1. This second appeal arises out of a suit brought by the plaintiff as the malik of the village to eject the defendants Nos. 1 to 4 as trespassers. We are now only concerned with defendant No. 4. The Munsif in the first Court held that the dependants had failed to prove any tenancy, or rather the plaintiffs's title as zemindar has been admitted and proved, and, therefore, gave a decree to the plaintiff. In appeal the learned Additional District Judge has held that the defendant, who is the widow of the original occupancy raiyat, has established her title to the disputed land as occupancy tenant and, therefore, the plaintiff's suit must fail.

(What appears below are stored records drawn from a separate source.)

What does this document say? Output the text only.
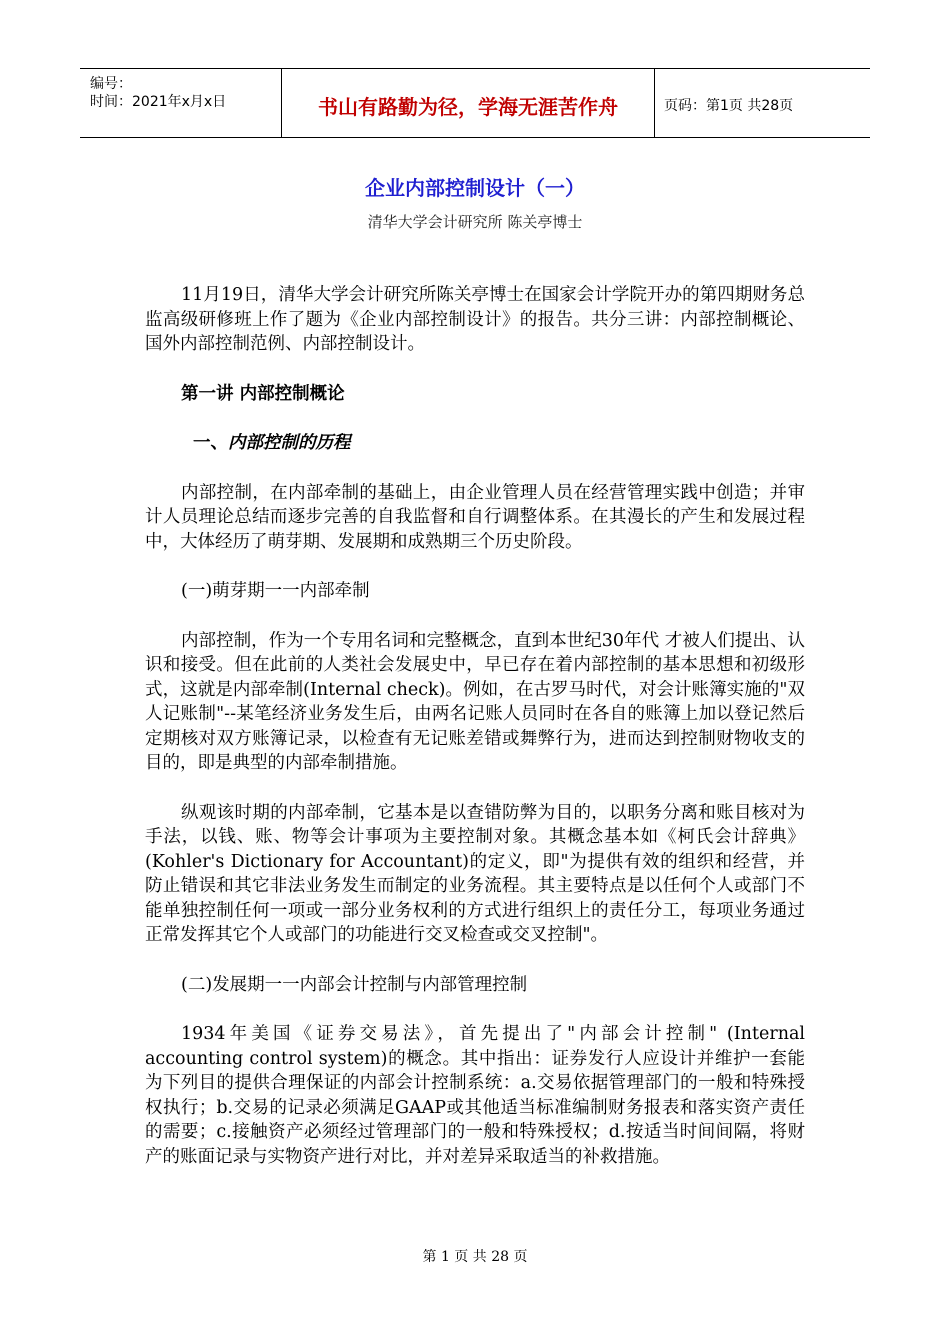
编号：
时间：2021年x月x日	书山有路勤为径，学海无涯苦作舟	页码：第1页 共28页
企业内部控制设计（一）
清华大学会计研究所 陈关亭博士

11月19日，清华大学会计研究所陈关亭博士在国家会计学院开办的第四期财务总监高级研修班上作了题为《企业内部控制设计》的报告。共分三讲：内部控制概论、国外内部控制范例、内部控制设计。

第一讲 内部控制概论
一、内部控制的历程

内部控制，在内部牵制的基础上，由企业管理人员在经营管理实践中创造；并审计人员理论总结而逐步完善的自我监督和自行调整体系。在其漫长的产生和发展过程中，大体经历了萌芽期、发展期和成熟期三个历史阶段。

(一)萌芽期一一内部牵制

内部控制，作为一个专用名词和完整概念，直到本世纪30年代 才被人们提出、认识和接受。但在此前的人类社会发展史中，早已存在着内部控制的基本思想和初级形式，这就是内部牵制(Internal check)。例如，在古罗马时代，对会计账簿实施的"双人记账制"--某笔经济业务发生后，由两名记账人员同时在各自的账簿上加以登记然后定期核对双方账簿记录，以检查有无记账差错或舞弊行为，进而达到控制财物收支的目的，即是典型的内部牵制措施。

纵观该时期的内部牵制，它基本是以查错防弊为目的，以职务分离和账目核对为手法，以钱、账、物等会计事项为主要控制对象。其概念基本如《柯氏会计辞典》(Kohler's Dictionary for Accountant)的定义，即"为提供有效的组织和经营，并防止错误和其它非法业务发生而制定的业务流程。其主要特点是以任何个人或部门不能单独控制任何一项或一部分业务权利的方式进行组织上的责任分工，每项业务通过正常发挥其它个人或部门的功能进行交叉检查或交叉控制"。

(二)发展期一一内部会计控制与内部管理控制

1934年美国《证券交易法》，首先提出了"内部会计控制" (Internal accounting control system)的概念。其中指出：证券发行人应设计并维护一套能为下列目的提供合理保证的内部会计控制系统：a.交易依据管理部门的一般和特殊授权执行；b.交易的记录必须满足GAAP或其他适当标准编制财务报表和落实资产责任的需要；c.接触资产必须经过管理部门的一般和特殊授权；d.按适当时间间隔，将财产的账面记录与实物资产进行对比，并对差异采取适当的补救措施。

第 1 页 共 28 页
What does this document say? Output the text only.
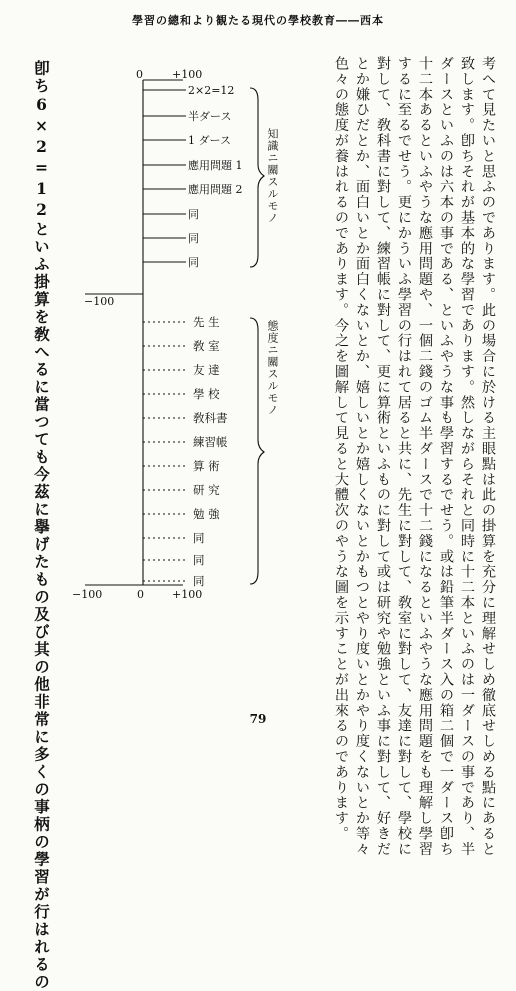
學習の總和より観たる現代の學校教育――西本
考へて見たいと思ふのであります。此の場合に於ける主眼點は此の掛算を充分に理解せしめ徹底せしめる點にあると
致します。卽ちそれが基本的な學習であります。然しながらそれと同時に十二本といふのは一ダースの事であり、半
ダースといふのは六本の事である、といふやうな事も學習するでせう。或は鉛筆半ダース入の箱二個で一ダース卽ち
十二本あるといふやうな應用問題や、一個二錢のゴム半ダースで十二錢になるといふやうな應用問題をも理解し學習
するに至るでせう。更にかういふ學習の行はれて居ると共に、先生に對して、敎室に對して、友達に對して、學校に
對して、敎科書に對して、練習帳に對して、更に算術といふものに對して或は研究や勉強といふ事に對して、好きだ
とか嫌ひだとか、面白いとか面白くないとか、嬉しいとか嬉しくないとかもつとやり度いとかやり度くないとか等々
色々の態度が養はれるのであります。今之を圖解して見ると大體次のやうな圖を示すことが出來るのであります。
卽ち6×2=12といふ掛算を敎へるに當つても今茲に擧げたもの及び其の他非常に多くの事柄の學習が行はれるの	0	+100
−100
−100	0	+100
2×2=12
半ダース
1 ダース
應用問題 1
應用問題 2
同
同
同
先 生
敎 室
友 達
學 校
敎科書
練習帳
算 術
研 究
勉 強
同
同
同
知識ニ關スルモノ
態度ニ關スルモノ
79
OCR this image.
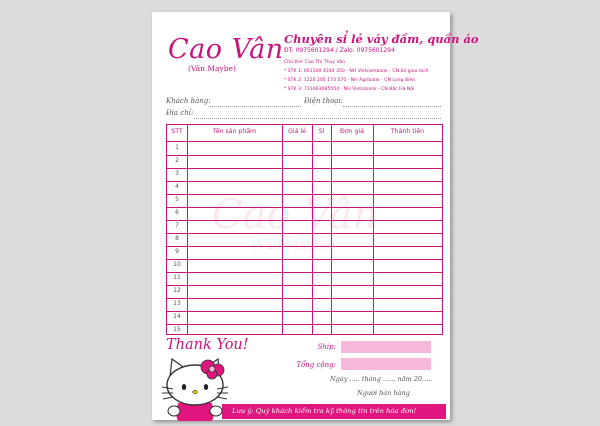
Cao Vân
(Vân Maybe)
Cao Vân
(Vân Maybe)
Chuyên sỉ lẻ váy đầm, quần áo
ĐT: 0975601294 / Zalo: 0975601294
Chủ thẻ: Cao Thị Thuý Vân
* STK 1: 001100 4344 350 - NH Vietcombank - CN Sở giao dịch
* STK 2: 1220 205 173 570 - NH Agribank - CN Long Biên
* STK 3: 711A63085554 - NH Vietinbank - CN Bắc Hà Nội
Khách hàng:	Điện thoại:
Địa chỉ:
STT	Tên sản phẩm	Giá lẻ	Sl	Đơn giá	Thành tiền
1
2
3
4
5
6
7
8
9
10
11
12
13
14
15
Thank You!	Ship:
Tổng cộng:
Ngày ..... tháng ...... năm 20.....
Người bán hàng
Lưu ý: Quý khách kiểm tra kỹ thông tin trên hóa đơn!
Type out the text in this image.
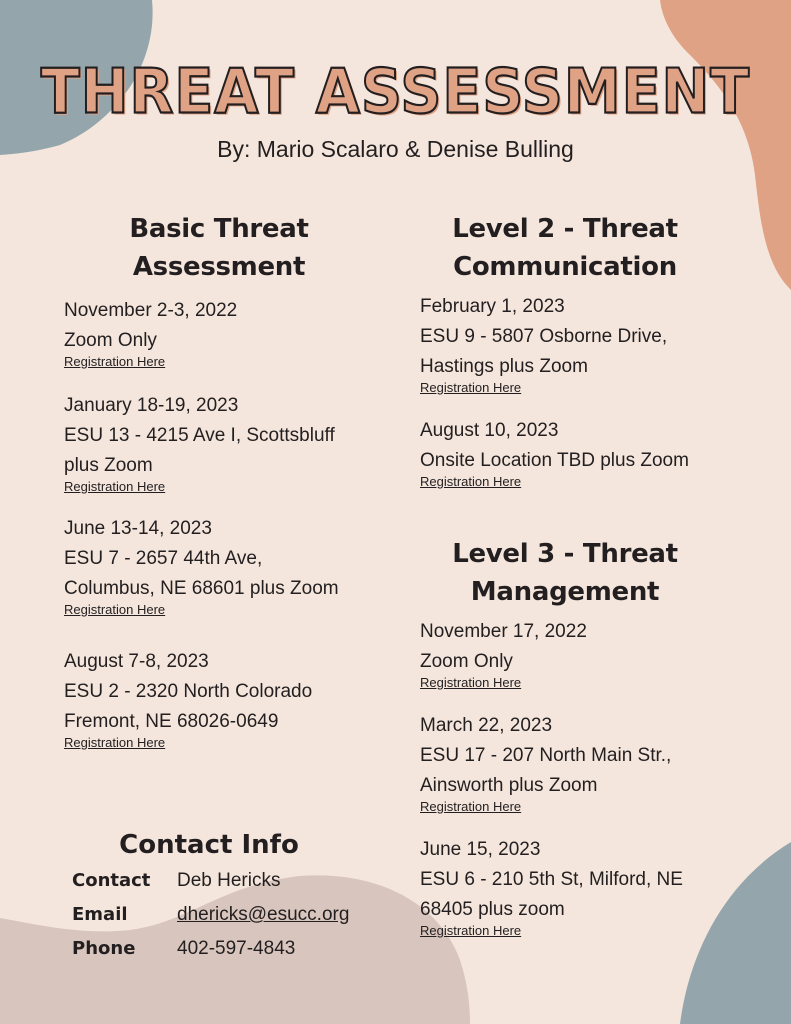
THREAT ASSESSMENT
By: Mario Scalaro & Denise Bulling
Basic Threat
Assessment
November 2-3, 2022
Zoom Only
Registration Here
January 18-19, 2023
ESU 13 - 4215 Ave I, Scottsbluff
plus Zoom
Registration Here
June 13-14, 2023
ESU 7 - 2657 44th Ave,
Columbus, NE 68601 plus Zoom
Registration Here
August 7-8, 2023
ESU 2 - 2320 North Colorado
Fremont, NE 68026-0649
Registration Here
Level 2 - Threat
Communication
February 1, 2023
ESU 9 - 5807 Osborne Drive,
Hastings plus Zoom
Registration Here
August 10, 2023
Onsite Location TBD plus Zoom
Registration Here
Level 3 - Threat
Management
November 17, 2022
Zoom Only
Registration Here
March 22, 2023
ESU 17 - 207 North Main Str.,
Ainsworth plus Zoom
Registration Here
June 15, 2023
ESU 6 - 210 5th St, Milford, NE
68405 plus zoom
Registration Here
Contact Info
Contact Deb Hericks
Email	dhericks@esucc.org
Phone 402-597-4843
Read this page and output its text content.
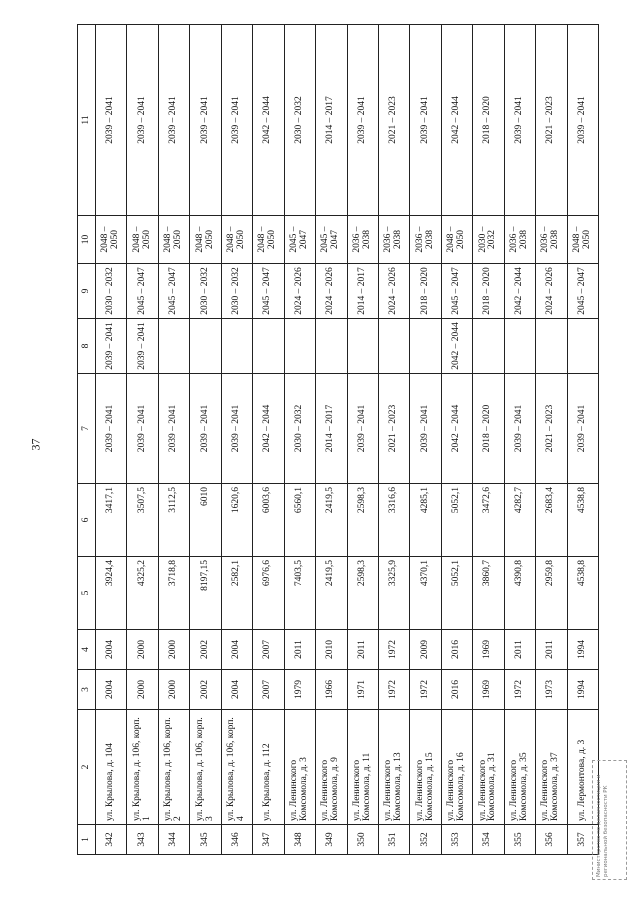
37
1	2	3	4	5	6	7	8	9	10	11
342	ул. Крылова, д. 104	2004	2004	3924,4	3417,1	2039 – 2041	2039 – 2041	2030 – 2032	2048 – 2050	2039 – 2041
343	ул. Крылова, д. 106, корп. 1	2000	2000	4325,2	3507,5	2039 – 2041	2039 – 2041	2045 – 2047	2048 – 2050	2039 – 2041
344	ул. Крылова, д. 106, корп. 2	2000	2000	3718,8	3112,5	2039 – 2041		2045 – 2047	2048 – 2050	2039 – 2041
345	ул. Крылова, д. 106, корп. 3	2002	2002	8197,15	6010	2039 – 2041		2030 – 2032	2048 – 2050	2039 – 2041
346	ул. Крылова, д. 106, корп. 4	2004	2004	2582,1	1620,6	2039 – 2041		2030 – 2032	2048 – 2050	2039 – 2041
347	ул. Крылова, д. 112	2007	2007	6976,6	6003,6	2042 – 2044		2045 – 2047	2048 – 2050	2042 – 2044
348	ул. Ленинского Комсомола, д. 3	1979	2011	7403,5	6560,1	2030 – 2032		2024 – 2026	2045 – 2047	2030 – 2032
349	ул. Ленинского Комсомола, д. 9	1966	2010	2419,5	2419,5	2014 – 2017		2024 – 2026	2045 – 2047	2014 – 2017
350	ул. Ленинского Комсомола, д. 11	1971	2011	2598,3	2598,3	2039 – 2041		2014 – 2017	2036 – 2038	2039 – 2041
351	ул. Ленинского Комсомола, д. 13	1972	1972	3325,9	3316,6	2021 – 2023		2024 – 2026	2036 – 2038	2021 – 2023
352	ул. Ленинского Комсомола, д. 15	1972	2009	4370,1	4285,1	2039 – 2041		2018 – 2020	2036 – 2038	2039 – 2041
353	ул. Ленинского Комсомола, д. 16	2016	2016	5052,1	5052,1	2042 – 2044	2042 – 2044	2045 – 2047	2048 – 2050	2042 – 2044
354	ул. Ленинского Комсомола, д. 31	1969	1969	3860,7	3472,6	2018 – 2020		2018 – 2020	2030 – 2032	2018 – 2020
355	ул. Ленинского Комсомола, д. 35	1972	2011	4390,8	4282,7	2039 – 2041		2042 – 2044	2036 – 2038	2039 – 2041
356	ул. Ленинского Комсомола, д. 37	1973	2011	2959,8	2683,4	2021 – 2023		2024 – 2026	2036 – 2038	2021 – 2023
357	ул. Лермонтова, д. 3	1994	1994	4538,8	4538,8	2039 – 2041		2045 – 2047	2048 – 2050	2039 – 2041
Министерство по делам юстиции и региональной безопасности РК
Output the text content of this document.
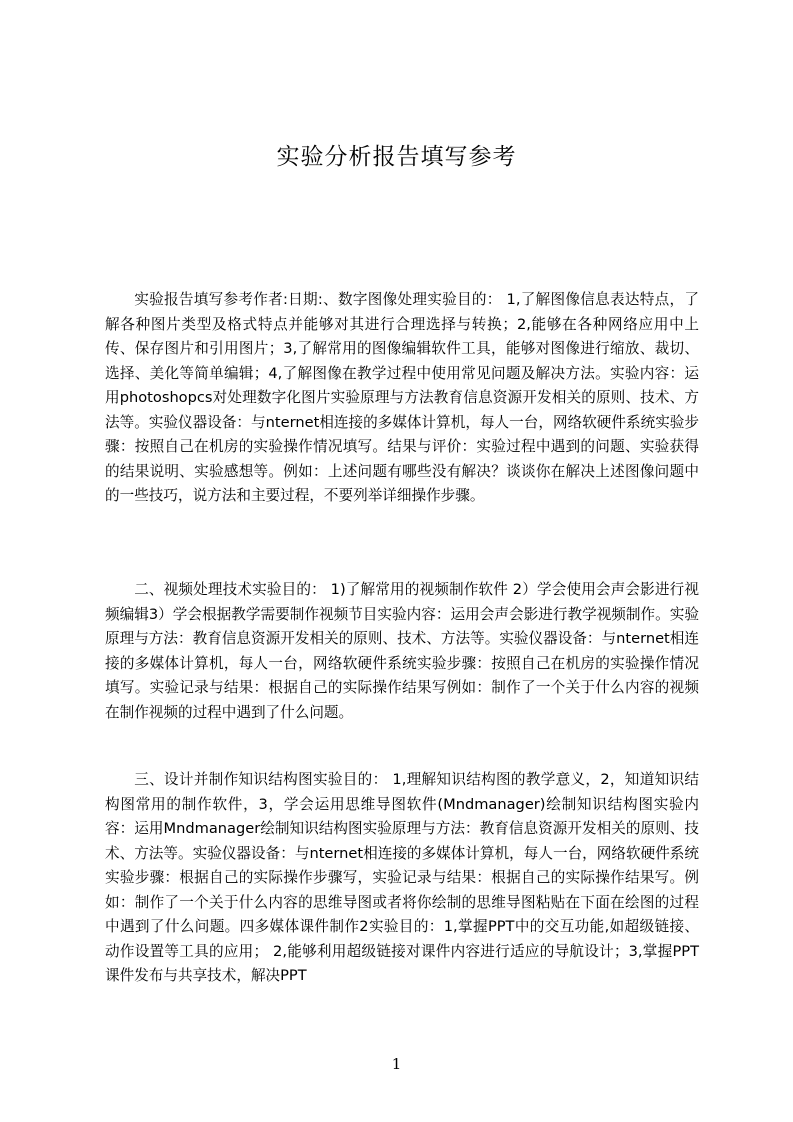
实验分析报告填写参考

实验报告填写参考作者:日期:、数字图像处理实验目的： 1,了解图像信息表达特点，了解各种图片类型及格式特点并能够对其进行合理选择与转换；2,能够在各种网络应用中上传、保存图片和引用图片；3,了解常用的图像编辑软件工具，能够对图像进行缩放、裁切、选择、美化等简单编辑；4,了解图像在教学过程中使用常见问题及解决方法。实验内容：运用photoshopcs对处理数字化图片实验原理与方法教育信息资源开发相关的原则、技术、方法等。实验仪器设备：与nternet相连接的多媒体计算机，每人一台，网络软硬件系统实验步骤：按照自己在机房的实验操作情况填写。结果与评价：实验过程中遇到的问题、实验获得的结果说明、实验感想等。例如：上述问题有哪些没有解决？谈谈你在解决上述图像问题中的一些技巧，说方法和主要过程，不要列举详细操作步骤。

二、视频处理技术实验目的： 1)了解常用的视频制作软件 2）学会使用会声会影进行视频编辑3）学会根据教学需要制作视频节目实验内容：运用会声会影进行教学视频制作。实验原理与方法：教育信息资源开发相关的原则、技术、方法等。实验仪器设备：与nternet相连接的多媒体计算机，每人一台，网络软硬件系统实验步骤：按照自己在机房的实验操作情况填写。实验记录与结果：根据自己的实际操作结果写例如：制作了一个关于什么内容的视频在制作视频的过程中遇到了什么问题。

三、设计并制作知识结构图实验目的： 1,理解知识结构图的教学意义，2，知道知识结构图常用的制作软件，3，学会运用思维导图软件(Mndmanager)绘制知识结构图实验内容：运用Mndmanager绘制知识结构图实验原理与方法：教育信息资源开发相关的原则、技术、方法等。实验仪器设备：与nternet相连接的多媒体计算机，每人一台，网络软硬件系统实验步骤：根据自己的实际操作步骤写，实验记录与结果：根据自己的实际操作结果写。例如：制作了一个关于什么内容的思维导图或者将你绘制的思维导图粘贴在下面在绘图的过程中遇到了什么问题。四多媒体课件制作2实验目的：1,掌握PPT中的交互功能,如超级链接、动作设置等工具的应用； 2,能够利用超级链接对课件内容进行适应的导航设计；3,掌握PPT课件发布与共享技术，解决PPT

1
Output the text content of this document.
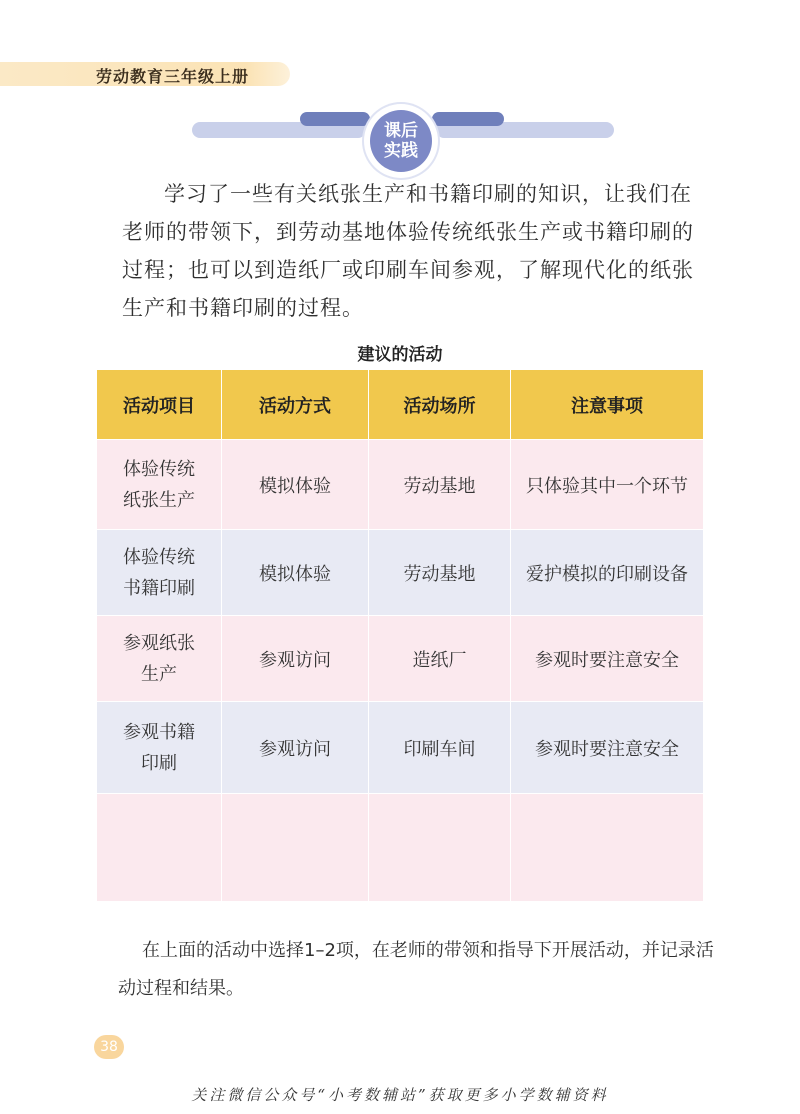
劳动教育三年级上册
课后
实践
学习了一些有关纸张生产和书籍印刷的知识，让我们在老师的带领下，到劳动基地体验传统纸张生产或书籍印刷的过程；也可以到造纸厂或印刷车间参观，了解现代化的纸张生产和书籍印刷的过程。
建议的活动
活动项目	活动方式	活动场所	注意事项
体验传统
纸张生产	模拟体验	劳动基地	只体验其中一个环节
体验传统
书籍印刷	模拟体验	劳动基地	爱护模拟的印刷设备
参观纸张
生产	参观访问	造纸厂	参观时要注意安全
参观书籍
印刷	参观访问	印刷车间	参观时要注意安全

在上面的活动中选择1–2项，在老师的带领和指导下开展活动，并记录活动过程和结果。
38
关注微信公众号“小考数辅站”获取更多小学数辅资料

2. It appears that the defendant No. 4 was the widow of the original tenant, Dular Chand, and in the view we take of the case it is unnecessary to consider the questions that have been incidentally argued, whether the holding of 1 bigha 18 cottahs forms a complete raiyati holding in the plaintiff's tukhta and whether there; is a custom of transferability in the village. We were at first inclined to think that these questions would have to be decided, but in the simple view of the case that the widow made a gift in absolute title and permanently to one Gajadhar Mahton, who enjoyed this piece of land and other portions of Dular Chand's holding for nearly three years, and that on his death the widow resumed these lands without any legal title whatever, certainly not as the heir of Gajadhar, it is difficult to see how the learned Judge's finding, that Sheoruttan as widow of Dular Chand has established her title to the disputed land, can be supported. By the bamliknama she lost all right to the land that she gave to Gajadhar, and she has, as the learned Judge rightly points out, now to show how she again became the tenant of the plaintiff. By merely occupying the land upon the death of Gajadhar without ostensible heirs she could not acquire any right of tenancy in this land. She is, therefore, in this view of the case a person who is upon the zemindar's land without any subsisting title and, therefore, liable to ejectment and it being found that plaintiff is sole landlord of the piece of land in suit, he is entitled to succeed.
3. In this view the appeal must be decreed. The judgment and decree of the lower Appellate Court must be set aside and those of the Munsif restored with costs in all Courts.